West Coast Florida
Lucia di Lammermoor
Lucia di Lammermoor requires a soprano of the highest order; her mad scene is not for beginners and Kathleen Kim delivered the goods throughout the long very difficult role. The opening fountain scene, introduced by the famous harp solo fabulously played by Megan Levin is beautifully sung with endless legato. Ms. Kim is not a natural born actress, but with strong direction she can be very effective. Here, though she delivers a performance that draws its excitement from her singing, her acting could have had more definition. The mad scene in act three, which is what many people come to see, is beautifully delivered. Ms. Kim has a smallish coloratura soprano, best in its upper reaches. I was brought up in an era of bigger voiced singers specializing in this repertoire. The Met recently has fielded some singers who have not vocalized the part with nearly the excitement that Ms Kim does. Her interaction with the flute obbligato (played by Marie Tachouet) in the slow section is real virtuoso singing. The cabaletta rises to even more exciting heights as she tosses off d's, and e's above high C. At the performance I attended, the audience went wild. She is well matched by the Edgardo of Joshua Kohl, the most Italianate of the performance's voices. There is the right kind of heft or squillo in everything he sings. He also exhibits a firm legato which is a key ingredient for this part. Lee Poulis as Lucia's brother Enrico and Young-Bok Kim as tutor Raimondo fill out the household honorably, although the cutting of the scene between the two robs both roles of some of their importance.
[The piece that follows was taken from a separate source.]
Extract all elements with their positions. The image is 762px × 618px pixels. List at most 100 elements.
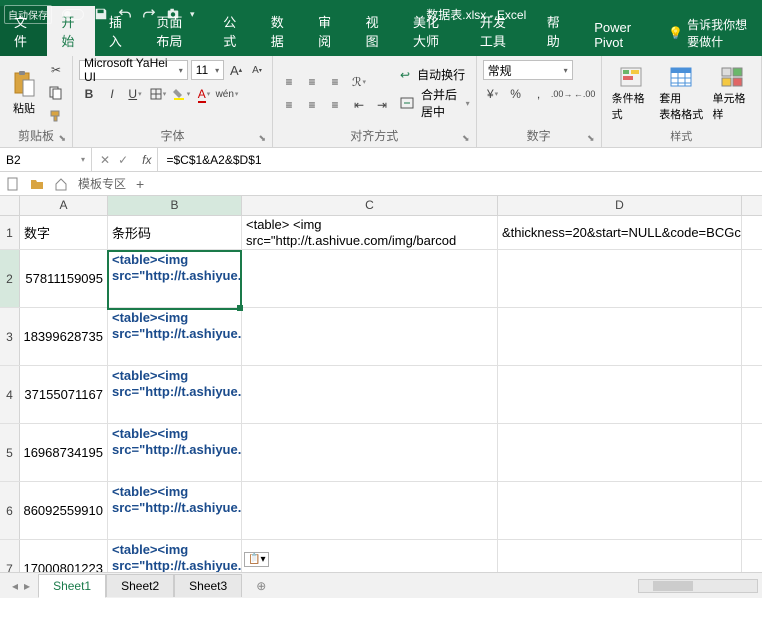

Sarasota Opera offers traditional settings by Robert O'Hearn and costumes by Howard Tsvi Kaplan. Very traditional opera directing by Brian Robertson does not allow the story to catch fire dramatically. It is possible to follow the story, but the relationships remain generic when they might be more interesting if more specific. The result is a chance to hear a very decent live performance of a cornerstone of Italian Opera. One can obtain recordings with super star sopranos, several of whom made Lucia an important part of their repertoire, but it is not possible to duplicate the visceral excitement of live, as I mentioned before.
Conductor Anthony Barrese leads a nice Italianate performance, with everything in place. The entire orchestra plays better than I have heard in medium sized European Opera companies, perhaps helped by years of training under Maestro di Renzi. The horns (Eric Bell, Lyndsie Wilson, and Mackenzie Merrill-Wick), very prominent in the openings of several scenes, play especially beautifully, and French Horns are not easy to play. This is a great chance to hear a very good performance of perhaps the best know bel canto opera in the repertoire.